IRLI argues in its brief that, from the beginning, DACA was an invalid rule that had no authorization from Congress; instead, it was a bold-faced refusal by then-President Obama to enforce our immigration laws. The prior administration simply substituted its judgment for Congress’s, IRLI argues, and decided for itself that a class of illegal aliens that Congress had slated for removal should be able to live and work in the United States without fear of deportation.
“DACA is a substantive rule, a piece of executive lawmaking,” said Christopher Hajec, IRLI’s director of litigation. “For that reason it fundamentally undermines the separation of powers enshrined in the Constitution. In no way is DACA just prosecutorial discretion,” Hajec added. “The memo creating it gave ICE agents no discretion in implementing it, and the agency also gave DACA recipients work authorization.”
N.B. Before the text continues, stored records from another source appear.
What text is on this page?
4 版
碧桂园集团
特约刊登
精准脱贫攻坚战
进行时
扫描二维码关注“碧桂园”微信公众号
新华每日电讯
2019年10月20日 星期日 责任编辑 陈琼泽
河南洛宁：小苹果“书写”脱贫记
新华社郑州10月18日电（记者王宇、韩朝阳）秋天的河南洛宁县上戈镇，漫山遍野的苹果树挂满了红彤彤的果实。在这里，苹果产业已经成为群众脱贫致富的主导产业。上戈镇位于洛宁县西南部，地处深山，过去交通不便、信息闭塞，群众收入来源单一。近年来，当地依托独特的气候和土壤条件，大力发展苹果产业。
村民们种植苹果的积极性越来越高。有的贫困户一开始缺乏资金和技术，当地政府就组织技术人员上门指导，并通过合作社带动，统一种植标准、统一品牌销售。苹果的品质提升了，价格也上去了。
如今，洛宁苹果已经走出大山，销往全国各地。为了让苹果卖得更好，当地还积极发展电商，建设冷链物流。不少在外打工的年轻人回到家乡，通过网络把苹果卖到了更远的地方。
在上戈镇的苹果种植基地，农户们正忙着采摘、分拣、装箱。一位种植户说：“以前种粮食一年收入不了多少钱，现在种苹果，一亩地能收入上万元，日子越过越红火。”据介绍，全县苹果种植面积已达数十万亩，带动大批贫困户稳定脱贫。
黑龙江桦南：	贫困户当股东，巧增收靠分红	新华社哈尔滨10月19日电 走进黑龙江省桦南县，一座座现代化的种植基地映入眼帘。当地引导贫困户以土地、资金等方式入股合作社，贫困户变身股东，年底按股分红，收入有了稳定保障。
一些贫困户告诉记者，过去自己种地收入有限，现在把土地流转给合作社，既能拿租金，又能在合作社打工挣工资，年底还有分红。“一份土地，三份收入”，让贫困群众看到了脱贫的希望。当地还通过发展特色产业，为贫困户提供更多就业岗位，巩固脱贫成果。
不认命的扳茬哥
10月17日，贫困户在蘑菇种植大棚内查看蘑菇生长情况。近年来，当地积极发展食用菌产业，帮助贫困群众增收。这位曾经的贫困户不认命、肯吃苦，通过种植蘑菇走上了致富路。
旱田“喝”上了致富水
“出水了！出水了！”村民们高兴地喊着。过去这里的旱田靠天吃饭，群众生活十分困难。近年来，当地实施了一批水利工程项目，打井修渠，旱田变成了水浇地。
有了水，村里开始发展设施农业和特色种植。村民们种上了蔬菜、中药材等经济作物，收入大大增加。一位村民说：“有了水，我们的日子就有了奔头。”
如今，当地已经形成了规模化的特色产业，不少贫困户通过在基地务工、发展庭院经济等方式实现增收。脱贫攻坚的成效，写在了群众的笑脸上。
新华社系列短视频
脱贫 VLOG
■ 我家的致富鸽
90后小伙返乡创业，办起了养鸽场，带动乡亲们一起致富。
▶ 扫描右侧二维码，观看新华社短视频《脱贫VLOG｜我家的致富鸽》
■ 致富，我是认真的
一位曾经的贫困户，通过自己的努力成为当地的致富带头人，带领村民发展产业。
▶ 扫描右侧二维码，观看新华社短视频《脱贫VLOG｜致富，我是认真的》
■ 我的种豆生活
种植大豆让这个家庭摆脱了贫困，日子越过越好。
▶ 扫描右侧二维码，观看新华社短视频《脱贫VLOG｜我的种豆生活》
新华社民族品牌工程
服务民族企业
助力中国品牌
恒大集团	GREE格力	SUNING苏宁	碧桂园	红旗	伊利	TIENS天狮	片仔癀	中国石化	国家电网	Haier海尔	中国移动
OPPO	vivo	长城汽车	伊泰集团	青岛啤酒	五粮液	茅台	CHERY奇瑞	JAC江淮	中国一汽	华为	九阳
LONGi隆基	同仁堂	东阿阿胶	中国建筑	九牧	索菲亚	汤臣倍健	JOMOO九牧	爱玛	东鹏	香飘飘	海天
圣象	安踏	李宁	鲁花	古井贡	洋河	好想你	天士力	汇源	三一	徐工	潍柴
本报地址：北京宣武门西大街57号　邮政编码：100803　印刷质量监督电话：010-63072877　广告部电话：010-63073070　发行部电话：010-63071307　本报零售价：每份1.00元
“It’s flatly against Congress’s intent that illegal aliens be allowed to work in the United States,” observed Dale L. Wilcox, IRLI’s executive director and general counsel. “Laws barring illegal aliens from working are there to protect American workers, and also to give even illegal aliens who are low priorities for removal an incentive to leave on their own. Even Obama said over and over that he didn’t have the power to help the so-called dreamers,” Wilcox added. “Then under political pressure he decided he did have the power, but he was wrong. President Trump had to end this unconstitutional power grab, and the court can’t block him without giving effect to a program that was illegal in the first place.”
The case is Trustees of Princeton University v. United States, No. 17-cv-2325-CRC (District of D.C.).